According to a Form 4 filed with the SEC, Russ Strobel, who is a member of FirstMerit (NASDAQ:FMER)’s Board of Directors, directly acquired 5,000 shares of stock on April 25th at prices of about $17 per share. This gave him about 9,100 total shares of the $1.9 billion market cap Midwestern bank in his direct holdings- a large increase in percentage terms. We track insider purchases because studies show that stocks bought by insiders slightly outperform the market on average (read our analysis of studies on insider trading). Our explanation for this effect is that it is rational for insiders to diversify their wealth away from the company, and so actually buying the stock should signal confidence in the stock’s prospects. Interestingly, another company officer bought the stock recently and several other insiders reported purchases in early February (see a history of insider purchases at FirstMerit). Consensus insider purchases tend to precede stronger outperformance than single insider purchases.
FirstMerit (NASDAQ:FMER) recently reported its results for the first quarter of 2013. Earnings were down slightly on a q/q basis but still up by about 20% versus a year earlier. Since the beginning of the year, the bank has also completed its acquisition of Citizens Republic Bancorp, and has begun to expand its geographic reach by a bit. This follows a year in which net income was up by 12% compared to 2011, though this increase was primarily due to a smaller provision for loan losses in 2012.

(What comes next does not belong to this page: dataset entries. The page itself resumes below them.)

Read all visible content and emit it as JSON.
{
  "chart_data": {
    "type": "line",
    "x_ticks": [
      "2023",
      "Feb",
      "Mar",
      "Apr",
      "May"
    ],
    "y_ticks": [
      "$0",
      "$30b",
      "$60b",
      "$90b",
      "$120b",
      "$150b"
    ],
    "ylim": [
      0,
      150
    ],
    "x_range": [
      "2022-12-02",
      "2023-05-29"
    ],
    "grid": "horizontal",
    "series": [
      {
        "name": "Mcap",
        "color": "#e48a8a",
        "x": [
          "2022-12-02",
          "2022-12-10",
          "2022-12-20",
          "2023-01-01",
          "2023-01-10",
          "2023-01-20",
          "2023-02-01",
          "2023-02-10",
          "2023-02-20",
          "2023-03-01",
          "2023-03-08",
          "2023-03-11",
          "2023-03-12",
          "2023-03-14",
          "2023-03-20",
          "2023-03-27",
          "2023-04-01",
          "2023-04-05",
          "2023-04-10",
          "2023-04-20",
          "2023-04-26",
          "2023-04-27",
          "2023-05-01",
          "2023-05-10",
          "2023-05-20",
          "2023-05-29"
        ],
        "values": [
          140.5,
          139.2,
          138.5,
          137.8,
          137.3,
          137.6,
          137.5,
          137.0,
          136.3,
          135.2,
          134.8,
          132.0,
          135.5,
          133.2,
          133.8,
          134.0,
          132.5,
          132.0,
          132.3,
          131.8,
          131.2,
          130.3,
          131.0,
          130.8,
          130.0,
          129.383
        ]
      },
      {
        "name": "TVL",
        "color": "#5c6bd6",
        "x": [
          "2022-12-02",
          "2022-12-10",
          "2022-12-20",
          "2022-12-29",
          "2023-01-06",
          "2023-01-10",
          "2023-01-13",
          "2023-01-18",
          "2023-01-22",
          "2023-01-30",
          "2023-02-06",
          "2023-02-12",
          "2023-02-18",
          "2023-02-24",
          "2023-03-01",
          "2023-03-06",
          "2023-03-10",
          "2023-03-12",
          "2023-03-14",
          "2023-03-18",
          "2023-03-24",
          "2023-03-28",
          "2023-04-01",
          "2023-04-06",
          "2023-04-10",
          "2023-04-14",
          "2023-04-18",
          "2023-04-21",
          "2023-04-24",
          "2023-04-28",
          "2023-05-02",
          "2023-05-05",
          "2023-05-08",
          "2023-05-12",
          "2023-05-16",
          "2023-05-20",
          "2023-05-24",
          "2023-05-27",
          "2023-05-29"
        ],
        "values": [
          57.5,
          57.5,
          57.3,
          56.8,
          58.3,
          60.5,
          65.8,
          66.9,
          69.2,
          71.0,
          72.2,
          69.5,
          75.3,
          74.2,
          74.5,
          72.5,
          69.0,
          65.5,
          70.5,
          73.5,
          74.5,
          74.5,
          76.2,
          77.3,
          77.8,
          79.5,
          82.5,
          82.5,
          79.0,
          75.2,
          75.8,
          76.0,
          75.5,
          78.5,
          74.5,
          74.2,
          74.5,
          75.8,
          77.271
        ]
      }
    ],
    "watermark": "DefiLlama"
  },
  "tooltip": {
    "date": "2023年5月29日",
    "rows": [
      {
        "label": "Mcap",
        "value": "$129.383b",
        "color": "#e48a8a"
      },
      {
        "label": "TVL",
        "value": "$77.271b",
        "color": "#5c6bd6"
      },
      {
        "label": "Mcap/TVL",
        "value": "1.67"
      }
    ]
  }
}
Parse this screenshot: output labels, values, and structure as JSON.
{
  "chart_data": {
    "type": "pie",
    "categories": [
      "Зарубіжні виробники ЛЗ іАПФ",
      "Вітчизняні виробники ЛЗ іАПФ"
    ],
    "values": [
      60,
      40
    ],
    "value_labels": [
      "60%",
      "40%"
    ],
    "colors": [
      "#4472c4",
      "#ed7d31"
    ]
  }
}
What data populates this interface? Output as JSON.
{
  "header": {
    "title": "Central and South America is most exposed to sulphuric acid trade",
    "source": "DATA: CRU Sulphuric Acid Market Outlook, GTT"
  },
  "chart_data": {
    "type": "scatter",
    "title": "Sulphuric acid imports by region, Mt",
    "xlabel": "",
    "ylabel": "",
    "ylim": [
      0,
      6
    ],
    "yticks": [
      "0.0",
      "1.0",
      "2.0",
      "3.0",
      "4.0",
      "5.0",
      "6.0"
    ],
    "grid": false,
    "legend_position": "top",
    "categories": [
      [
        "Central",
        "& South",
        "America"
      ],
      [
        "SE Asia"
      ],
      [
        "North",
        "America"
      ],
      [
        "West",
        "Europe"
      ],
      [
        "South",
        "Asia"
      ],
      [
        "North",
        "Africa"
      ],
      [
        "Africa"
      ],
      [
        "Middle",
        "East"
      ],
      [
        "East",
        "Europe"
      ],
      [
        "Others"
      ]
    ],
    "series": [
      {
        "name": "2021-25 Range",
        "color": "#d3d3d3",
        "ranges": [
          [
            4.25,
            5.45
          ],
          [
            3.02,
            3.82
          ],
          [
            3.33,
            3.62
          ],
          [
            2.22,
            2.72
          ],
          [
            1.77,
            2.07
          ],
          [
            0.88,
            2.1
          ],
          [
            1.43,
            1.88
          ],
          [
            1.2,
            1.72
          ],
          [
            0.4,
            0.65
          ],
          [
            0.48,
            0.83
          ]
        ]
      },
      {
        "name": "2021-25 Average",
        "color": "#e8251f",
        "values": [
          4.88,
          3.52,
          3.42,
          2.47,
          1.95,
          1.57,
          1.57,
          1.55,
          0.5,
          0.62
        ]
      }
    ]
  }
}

Currently, FirstMerit (NASDAQ:FMER) is valued at a small premium to the book value of its equity with a P/B ratio of 1.1. Its valuation also represents a trailing earnings multiple of 14, which we’d normally consider fairly low although it is not particularly attractive compared to the valuations of many other regional and global banks. Of course, growth numbers have been good and could come down a bit and still make FirstMerit (NASDAQ:FMER) a good value. We’d also note that the stock pays a dividend yield of 4% at current prices and dividend levels, and so may be of interest to income investors. Billionaire Ken Fisher’s Fisher Asset Management trimmed its stake by 6% in the fourth quarter of 2012, but closed the year with 2.9 million shares in its portfolio (find Fisher’s favorite stocks). Dreman Value Management, managed by David Dreman, increased its holdings to a total of 2.1 million shares (check out more stocks Dreman was buying).

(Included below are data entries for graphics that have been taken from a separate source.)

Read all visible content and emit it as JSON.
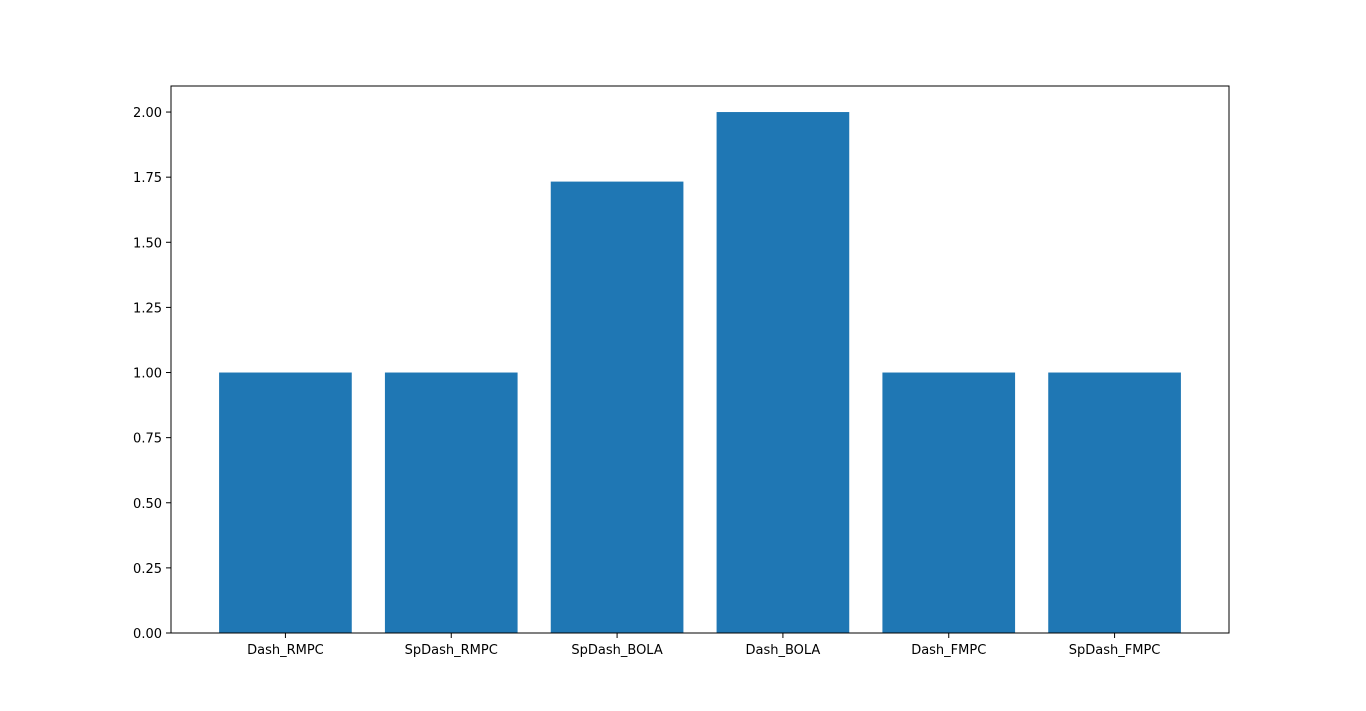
{
  "chart_data": {
    "type": "bar",
    "title": "",
    "xlabel": "",
    "ylabel": "",
    "categories": [
      "Dash_RMPC",
      "SpDash_RMPC",
      "SpDash_BOLA",
      "Dash_BOLA",
      "Dash_FMPC",
      "SpDash_FMPC"
    ],
    "values": [
      1.0,
      1.0,
      1.733,
      2.0,
      1.0,
      1.0
    ],
    "ylim": [
      0,
      2.1
    ],
    "yticks": [
      "0.00",
      "0.25",
      "0.50",
      "0.75",
      "1.00",
      "1.25",
      "1.50",
      "1.75",
      "2.00"
    ],
    "grid": false,
    "legend": "none",
    "bar_color": "#1f77b4"
  }
}
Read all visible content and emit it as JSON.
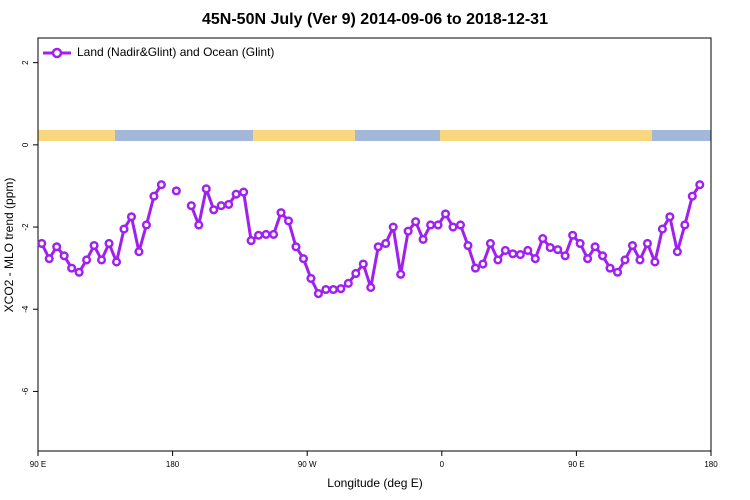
{
  "chart_data": {
    "type": "line",
    "title": "45N-50N July (Ver 9)   2014-09-06 to 2018-12-31",
    "xlabel": "Longitude (deg E)",
    "ylabel": "XCO2 - MLO trend (ppm)",
    "x": [
      92.5,
      97.5,
      102.5,
      107.5,
      112.5,
      117.5,
      122.5,
      127.5,
      132.5,
      137.5,
      142.5,
      147.5,
      152.5,
      157.5,
      162.5,
      167.5,
      172.5,
      177.5,
      182.5,
      187.5,
      192.5,
      197.5,
      202.5,
      207.5,
      212.5,
      217.5,
      222.5,
      227.5,
      232.5,
      237.5,
      242.5,
      247.5,
      252.5,
      257.5,
      262.5,
      267.5,
      272.5,
      277.5,
      282.5,
      287.5,
      292.5,
      297.5,
      302.5,
      307.5,
      312.5,
      317.5,
      322.5,
      327.5,
      332.5,
      337.5,
      342.5,
      347.5,
      352.5,
      357.5,
      362.5,
      367.5,
      372.5,
      377.5,
      382.5,
      387.5,
      392.5,
      397.5,
      402.5,
      407.5,
      412.5,
      417.5,
      422.5,
      427.5,
      432.5,
      437.5,
      442.5,
      447.5,
      452.5,
      457.5,
      462.5,
      467.5,
      472.5,
      477.5,
      482.5,
      487.5,
      492.5,
      497.5,
      502.5,
      507.5,
      512.5,
      517.5,
      522.5,
      527.5,
      532.5
    ],
    "series": [
      {
        "name": "Land (Nadir&Glint) and Ocean (Glint)",
        "color": "#a020f0",
        "values": [
          -2.4,
          -2.77,
          -2.48,
          -2.7,
          -3.0,
          -3.1,
          -2.8,
          -2.45,
          -2.8,
          -2.4,
          -2.85,
          -2.05,
          -1.75,
          -2.6,
          -1.95,
          -1.25,
          -0.97,
          null,
          -1.12,
          null,
          -1.48,
          -1.95,
          -1.07,
          -1.58,
          -1.48,
          -1.45,
          -1.2,
          -1.15,
          -2.33,
          -2.2,
          -2.18,
          -2.18,
          -1.65,
          -1.85,
          -2.48,
          -2.77,
          -3.25,
          -3.62,
          -3.52,
          -3.52,
          -3.5,
          -3.37,
          -3.13,
          -2.9,
          -3.47,
          -2.48,
          -2.4,
          -2.0,
          -3.15,
          -2.1,
          -1.87,
          -2.3,
          -1.95,
          -1.95,
          -1.68,
          -2.0,
          -1.95,
          -2.45,
          -3.0,
          -2.9,
          -2.4,
          -2.8,
          -2.57,
          -2.65,
          -2.67,
          -2.57,
          -2.77,
          -2.28,
          -2.5,
          -2.55,
          -2.7,
          -2.2,
          -2.4,
          -2.77,
          -2.48,
          -2.7,
          -3.0,
          -3.1,
          -2.8,
          -2.45,
          -2.8,
          -2.4,
          -2.85,
          -2.05,
          -1.75,
          -2.6,
          -1.95,
          -1.25,
          -0.97
        ]
      }
    ],
    "xlim": [
      90,
      540
    ],
    "xticks": [
      {
        "value": 90,
        "label": "90 E"
      },
      {
        "value": 180,
        "label": "180"
      },
      {
        "value": 270,
        "label": "90 W"
      },
      {
        "value": 360,
        "label": "0"
      },
      {
        "value": 450,
        "label": "90 E"
      },
      {
        "value": 540,
        "label": "180"
      }
    ],
    "ylim": [
      -7.45,
      2.6
    ],
    "yticks": [
      -6,
      -4,
      -2,
      0,
      2
    ],
    "legend": "top-left"
  }
}
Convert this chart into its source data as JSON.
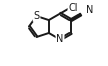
{
  "bg_color": "#ffffff",
  "line_color": "#1a1a1a",
  "lw": 1.4,
  "fs": 7.0,
  "xlim": [
    0,
    1
  ],
  "ylim": [
    0,
    1
  ],
  "figsize": [
    1.08,
    0.66
  ],
  "dpi": 100
}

Peers for FirstMerit (NASDAQ:FMER) include Fifth Third Bancorp (NASDAQ:FITB), Huntington Bancshares Incorporated (NASDAQ:HBAN), KeyCorp (NYSE:KEY), and PNC Financial Services (NYSE:PNC). All four of these companies are trading at least close to FirstMerit (NASDAQ:FMER) in book value terms, with KeyCorp being the only one to feature a discount to book (its P/B ratio is 0.9). Interestingly, FirstMerit carries a small premium in terms of trailing earnings with the four other banks clustered between 10 and 12 times their trailing earnings. However, business has generally been flat at these companies recently: Fifth Third Bancorp (NASDAQ:FITB), Huntington Bancshares Incorporated (NASDAQ:HBAN), and KeyCorp (NYSE:KEY) all had both their revenue and earnings come in for their most recent quarter within 5% of their levels in the same period in the previous year, with these numbers being lower in some cases. Only PNC Financial Services (NYSE:PNC), the largest of this group by market cap at $36 billion, has done much better with net income rising 26% in Q1 compared to the first quarter of 2012; even there, revenue numbers were more modest.
Still, we think that when the lower earnings multiple is taken into account as well PNC at least is worth researching further. FirstMerit isn’t exactly expensive, and it does have the advantages of strong earnings growth and multiple insider purchases over some of its peers, but we aren’t sure that it’s actually better in value terms than PNC. We do think that the dividend yield is high for a financial, however, and with the company seeming fairly stable and certainly not too overvalued it would be worth a look on that basis.
Disclosure: I own no shares of any stocks mentioned in this article.